Explore more of our guides to Irish employment law and employer obligations:

Frequently asked questions

There is no statutory entitlement. The number depends on the employer's policy, contract, or workplace custom. Most employers offer 3 to 5 paid days for immediate family and 1 to 3 days for extended family.
It can be either, at the employer's discretion. Most Irish employers provide paid leave for immediate family bereavements.
This depends on your employer's policy. Many employers offer 1 to 2 days for an uncle or aunt, and 1 day for a cousin. If no policy exists, request annual leave or unpaid leave.

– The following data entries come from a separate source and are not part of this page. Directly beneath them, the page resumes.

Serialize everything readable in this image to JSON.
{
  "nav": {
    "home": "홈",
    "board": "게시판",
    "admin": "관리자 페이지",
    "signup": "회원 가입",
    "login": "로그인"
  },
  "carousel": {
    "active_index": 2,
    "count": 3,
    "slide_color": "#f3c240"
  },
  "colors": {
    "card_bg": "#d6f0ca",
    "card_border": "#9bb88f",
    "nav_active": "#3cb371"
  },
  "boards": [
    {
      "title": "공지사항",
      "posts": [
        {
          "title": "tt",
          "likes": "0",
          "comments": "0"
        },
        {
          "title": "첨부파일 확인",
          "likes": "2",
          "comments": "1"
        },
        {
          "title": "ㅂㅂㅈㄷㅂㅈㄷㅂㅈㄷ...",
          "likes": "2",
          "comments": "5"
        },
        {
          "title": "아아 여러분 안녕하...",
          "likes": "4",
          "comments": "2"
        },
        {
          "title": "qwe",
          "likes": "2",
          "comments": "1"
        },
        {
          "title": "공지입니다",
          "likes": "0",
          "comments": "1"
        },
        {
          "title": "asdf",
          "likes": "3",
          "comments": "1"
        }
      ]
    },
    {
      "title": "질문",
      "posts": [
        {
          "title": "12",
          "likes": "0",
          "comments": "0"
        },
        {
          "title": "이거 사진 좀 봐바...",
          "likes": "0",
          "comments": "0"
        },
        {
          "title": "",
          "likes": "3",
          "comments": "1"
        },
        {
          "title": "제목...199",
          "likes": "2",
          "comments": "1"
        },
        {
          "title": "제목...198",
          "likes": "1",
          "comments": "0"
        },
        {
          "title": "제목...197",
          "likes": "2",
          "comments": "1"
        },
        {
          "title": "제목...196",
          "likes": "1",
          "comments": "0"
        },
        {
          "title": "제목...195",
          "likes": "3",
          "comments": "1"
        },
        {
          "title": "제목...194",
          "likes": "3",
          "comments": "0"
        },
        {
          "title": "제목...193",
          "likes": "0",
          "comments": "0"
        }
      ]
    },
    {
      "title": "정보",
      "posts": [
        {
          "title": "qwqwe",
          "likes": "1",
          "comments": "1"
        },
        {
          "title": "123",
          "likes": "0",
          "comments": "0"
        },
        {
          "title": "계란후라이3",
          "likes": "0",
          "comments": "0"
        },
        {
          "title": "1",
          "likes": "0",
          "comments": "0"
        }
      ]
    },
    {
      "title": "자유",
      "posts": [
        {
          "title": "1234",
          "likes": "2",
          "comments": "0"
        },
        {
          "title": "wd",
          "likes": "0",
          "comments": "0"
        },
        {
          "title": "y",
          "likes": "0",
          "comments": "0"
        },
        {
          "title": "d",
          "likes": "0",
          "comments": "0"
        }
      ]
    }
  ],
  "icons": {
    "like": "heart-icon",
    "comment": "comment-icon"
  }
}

Force majeure leave is statutory (up to 3 days in 12 months) for when your immediate presence is urgently required due to injury or illness of a family member. It does not cover funerals or grieving. Bereavement leave is not statutory but is provided by most employers.
Yes. It ensures consistency, gives managers guidance, and demonstrates commitment to employee wellbeing. The PurpleTree employment advice team can help draft one.
Because compassionate and bereavement leave are discretionary rather than statutory, an employer can decline a request in principle. Two cautions apply. If the situation is actually a force majeure case, an urgent family illness or injury requiring the employee's immediate presence, that leave is a statutory right and refusing it breaches the Parental Leave Act 1998. And refusing leave where other staff have received it in comparable circumstances invites a grievance or a discrimination complaint under the Employment Equality Acts, so consistency matters more than the letter of any policy.
If a public holiday falls during bereavement leave, the employee retains their public holiday entitlement separately.